[IPsec] Updating IPsec algorithm requirements

[David McGrew <mcgrew at cisco.com>]

Hi Paul, Yaron, and IPsec ME WG participants,

I would like to propose an update to the algorithm requirements, as  
outlined below.

regards,

David

--

Updating IPsec Algorithm Requirements

AES in Galois/Counter Mode of operation (AES-GCM)[RFC4106][RFC4543]
[RFC5282] should be recommended or required by the IPsec standards,
because it provides higher efficiency than currently recommended
algorithms with equivalent security, and is recommended by newer IPsec
profiles [RFC4869].

Currently, AES in Counter Mode (AES-CTR)[RFC3686] is recommended as a
SHOULD in "Cryptographic Algorithm Implementation Requirements for
Encapsulating Security Payload (ESP) and Authentication Header (AH)",
RFC 4835.  AES-CTR is a useful algorithm because it admits efficient
high speed implementations.  However, it provides no authentication.
From RFC3686: "With AES-CTR, it is trivial to use a valid ciphertext
to forge other (valid to the decryptor) ciphertexts. Thus, it is
equally catastrophic to use AES-CTR without a companion authentication
function.
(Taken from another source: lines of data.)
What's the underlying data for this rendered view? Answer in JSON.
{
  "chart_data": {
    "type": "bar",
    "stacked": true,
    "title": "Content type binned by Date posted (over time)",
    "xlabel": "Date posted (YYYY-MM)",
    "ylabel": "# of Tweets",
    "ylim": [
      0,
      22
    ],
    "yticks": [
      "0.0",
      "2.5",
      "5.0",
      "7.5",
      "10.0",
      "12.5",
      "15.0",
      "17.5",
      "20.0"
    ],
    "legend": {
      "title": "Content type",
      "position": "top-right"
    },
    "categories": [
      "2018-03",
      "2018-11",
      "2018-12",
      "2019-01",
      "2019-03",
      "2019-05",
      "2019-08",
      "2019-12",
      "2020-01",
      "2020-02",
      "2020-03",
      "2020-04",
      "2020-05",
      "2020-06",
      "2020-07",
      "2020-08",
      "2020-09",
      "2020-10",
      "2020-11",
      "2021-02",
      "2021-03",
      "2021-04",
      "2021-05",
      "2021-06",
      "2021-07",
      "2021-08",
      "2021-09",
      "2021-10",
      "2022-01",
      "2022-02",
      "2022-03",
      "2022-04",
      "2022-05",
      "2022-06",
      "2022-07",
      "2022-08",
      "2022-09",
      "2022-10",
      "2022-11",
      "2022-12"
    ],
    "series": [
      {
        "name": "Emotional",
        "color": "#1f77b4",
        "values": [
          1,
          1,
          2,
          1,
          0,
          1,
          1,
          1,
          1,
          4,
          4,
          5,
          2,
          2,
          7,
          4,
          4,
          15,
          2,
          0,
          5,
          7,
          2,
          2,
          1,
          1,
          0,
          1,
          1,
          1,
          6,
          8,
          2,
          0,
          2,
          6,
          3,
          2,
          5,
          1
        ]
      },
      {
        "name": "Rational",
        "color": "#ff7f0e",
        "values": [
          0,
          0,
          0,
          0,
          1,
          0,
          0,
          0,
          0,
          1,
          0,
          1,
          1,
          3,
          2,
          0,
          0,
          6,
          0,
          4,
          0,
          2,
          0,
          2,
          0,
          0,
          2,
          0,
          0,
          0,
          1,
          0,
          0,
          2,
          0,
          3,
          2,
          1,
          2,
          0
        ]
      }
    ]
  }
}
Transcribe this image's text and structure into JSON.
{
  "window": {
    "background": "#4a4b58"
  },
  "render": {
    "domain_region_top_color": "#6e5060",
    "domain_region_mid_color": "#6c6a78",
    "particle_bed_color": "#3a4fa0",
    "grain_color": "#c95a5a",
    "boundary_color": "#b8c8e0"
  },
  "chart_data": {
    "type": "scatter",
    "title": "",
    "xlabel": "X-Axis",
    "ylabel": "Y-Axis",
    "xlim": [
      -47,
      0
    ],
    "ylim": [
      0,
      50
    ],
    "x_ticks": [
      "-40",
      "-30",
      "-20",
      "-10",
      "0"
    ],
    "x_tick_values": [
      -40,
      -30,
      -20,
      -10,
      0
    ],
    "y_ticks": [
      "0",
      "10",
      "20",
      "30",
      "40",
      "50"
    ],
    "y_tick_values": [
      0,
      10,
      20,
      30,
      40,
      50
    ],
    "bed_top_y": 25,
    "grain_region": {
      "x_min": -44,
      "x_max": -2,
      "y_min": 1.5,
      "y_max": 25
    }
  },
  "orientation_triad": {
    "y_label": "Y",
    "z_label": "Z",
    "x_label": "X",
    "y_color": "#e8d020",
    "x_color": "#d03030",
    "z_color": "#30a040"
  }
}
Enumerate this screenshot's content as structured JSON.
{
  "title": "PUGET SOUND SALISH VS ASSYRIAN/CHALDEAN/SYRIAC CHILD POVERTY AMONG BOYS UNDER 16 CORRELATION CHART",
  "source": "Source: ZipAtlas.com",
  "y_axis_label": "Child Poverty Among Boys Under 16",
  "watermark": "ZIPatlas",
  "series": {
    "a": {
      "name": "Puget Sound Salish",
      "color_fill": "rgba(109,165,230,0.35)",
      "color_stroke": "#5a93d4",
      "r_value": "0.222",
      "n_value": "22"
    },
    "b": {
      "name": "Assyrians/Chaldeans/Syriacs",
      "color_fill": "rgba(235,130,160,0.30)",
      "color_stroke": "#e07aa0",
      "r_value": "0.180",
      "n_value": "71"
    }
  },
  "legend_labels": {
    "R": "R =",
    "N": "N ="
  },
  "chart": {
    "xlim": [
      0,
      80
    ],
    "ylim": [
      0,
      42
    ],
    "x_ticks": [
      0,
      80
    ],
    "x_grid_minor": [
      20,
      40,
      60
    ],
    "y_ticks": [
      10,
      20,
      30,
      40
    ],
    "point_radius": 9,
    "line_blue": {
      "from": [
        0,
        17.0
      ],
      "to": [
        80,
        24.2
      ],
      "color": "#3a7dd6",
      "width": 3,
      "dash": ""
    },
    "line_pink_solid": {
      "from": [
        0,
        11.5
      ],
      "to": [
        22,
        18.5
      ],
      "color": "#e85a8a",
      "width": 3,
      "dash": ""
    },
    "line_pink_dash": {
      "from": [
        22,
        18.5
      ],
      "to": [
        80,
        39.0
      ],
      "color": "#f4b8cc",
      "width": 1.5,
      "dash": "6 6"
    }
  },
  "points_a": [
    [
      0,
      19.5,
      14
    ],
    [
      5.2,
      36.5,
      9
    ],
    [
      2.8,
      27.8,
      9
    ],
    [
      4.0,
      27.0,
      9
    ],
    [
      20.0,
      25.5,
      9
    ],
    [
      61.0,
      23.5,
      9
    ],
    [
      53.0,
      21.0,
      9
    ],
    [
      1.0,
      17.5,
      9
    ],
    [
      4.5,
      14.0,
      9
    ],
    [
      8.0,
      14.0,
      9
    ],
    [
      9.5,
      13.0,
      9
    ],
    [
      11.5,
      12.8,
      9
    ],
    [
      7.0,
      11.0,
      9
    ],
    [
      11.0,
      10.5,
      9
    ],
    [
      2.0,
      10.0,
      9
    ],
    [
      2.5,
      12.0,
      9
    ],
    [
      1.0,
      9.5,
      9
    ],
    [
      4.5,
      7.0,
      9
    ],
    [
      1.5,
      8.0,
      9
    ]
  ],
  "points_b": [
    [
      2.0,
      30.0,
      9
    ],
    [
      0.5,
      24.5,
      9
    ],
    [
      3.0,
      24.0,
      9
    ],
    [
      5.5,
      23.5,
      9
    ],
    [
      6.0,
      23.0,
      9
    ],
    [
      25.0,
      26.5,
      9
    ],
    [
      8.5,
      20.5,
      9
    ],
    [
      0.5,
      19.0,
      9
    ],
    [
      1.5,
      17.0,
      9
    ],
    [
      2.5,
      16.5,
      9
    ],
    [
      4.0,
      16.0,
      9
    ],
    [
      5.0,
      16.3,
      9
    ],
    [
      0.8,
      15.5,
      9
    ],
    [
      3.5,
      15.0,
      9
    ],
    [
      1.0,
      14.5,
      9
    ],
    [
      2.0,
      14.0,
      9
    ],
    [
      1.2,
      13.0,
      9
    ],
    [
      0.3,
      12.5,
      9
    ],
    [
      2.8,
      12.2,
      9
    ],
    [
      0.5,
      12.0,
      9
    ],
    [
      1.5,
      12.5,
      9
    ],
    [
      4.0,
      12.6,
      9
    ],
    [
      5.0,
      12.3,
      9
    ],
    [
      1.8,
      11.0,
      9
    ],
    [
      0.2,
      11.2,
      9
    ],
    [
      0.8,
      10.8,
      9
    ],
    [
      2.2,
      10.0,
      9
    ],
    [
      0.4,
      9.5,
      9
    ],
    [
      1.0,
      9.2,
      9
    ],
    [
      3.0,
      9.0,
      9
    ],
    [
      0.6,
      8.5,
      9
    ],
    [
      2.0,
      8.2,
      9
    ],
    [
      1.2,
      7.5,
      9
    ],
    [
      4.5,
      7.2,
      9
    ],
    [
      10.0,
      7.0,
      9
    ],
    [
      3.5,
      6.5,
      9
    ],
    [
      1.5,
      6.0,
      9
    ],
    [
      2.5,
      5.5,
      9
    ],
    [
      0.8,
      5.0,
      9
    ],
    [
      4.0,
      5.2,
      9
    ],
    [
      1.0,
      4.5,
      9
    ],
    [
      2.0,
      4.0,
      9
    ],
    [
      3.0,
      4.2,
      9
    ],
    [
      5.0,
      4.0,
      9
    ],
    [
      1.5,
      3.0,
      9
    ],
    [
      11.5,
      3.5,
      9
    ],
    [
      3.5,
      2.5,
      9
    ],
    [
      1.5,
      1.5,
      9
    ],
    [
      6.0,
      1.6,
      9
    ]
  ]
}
Implementations MUST use AES-CTR in conjunction with an
authentication function, such as HMAC-SHA-1-96 [HMAC-SHA]."
Unfortunately, none of the authentication algorithms currently defined
for IPsec (HMAC, XCBC-MAC) admit efficient high speed
implementations.  Thus the need for authentication undermines the
efficiency of AES-CTR.

AES-GCM was designed specifically to overcome this problem.  It is a
"combined mode" in the ESP sense [RFC4303], that provides both
encryption and authentication.  Internally, it combines AES-CTR with
an authentication mechanism that can be efficiently implemented at
high data rates.

At the time that RFC 4835 was published (April 2007), there was not
yet a stable normative reference for AES-GCM.  This may have motivated
the IPsec community to not rely on that algorithm in its
recommendations.  But November 2007 saw the publication of NIST SP
800-38D, "Recommendation for Block Cipher Modes of Operation: Galois/
Counter Mode (GCM) and GMAC", which removes any such concern.  An
additional change in favor of AES-GCM is its wide adoption by
crypto hardware and software suppliers.

It is especially important that AES-GCM be recommended over the use of
AES-CTR with HMAC-SHA-256, because the latter combination of
algorithms is considerably less efficient, and the former algorithm
meets the security requirements.  The IPsec ME Working Group should
set a policy that makes it clear that HMAC-SHA-256 is not required for
future implementations.  HMAC-SHA-1 is believed to be secure (recall
the "No Need for SHA-2" Open Letter
http://www.vpnc.org/ietf-ipsec/02.ipsec/msg01840.html), but as the
industry moves away from SHA1, HMAC-SHA-256 may be the first algorithm
that comes to mind for some users of IPsec.  Thus a policy
clarification by the WG is essential.  This should be done as soon
as is practical, because the transition away from SHA-1 for digital
signatures is already underway; many users plan to have that transition
completed by the end of 2010 (see NIST SP 800-107, for example).

AES-CBC and HMAC-SHA1 are valuable because those algorithms are widely
implemented.  This suggests that it makes sense to rely on those
algorithms as mandatory-to-implement until such time as it becomes
necessary or desirable to stop using HMAC-SHA1.   AES-GCM should
replace this combination of algorithms, when that time comes.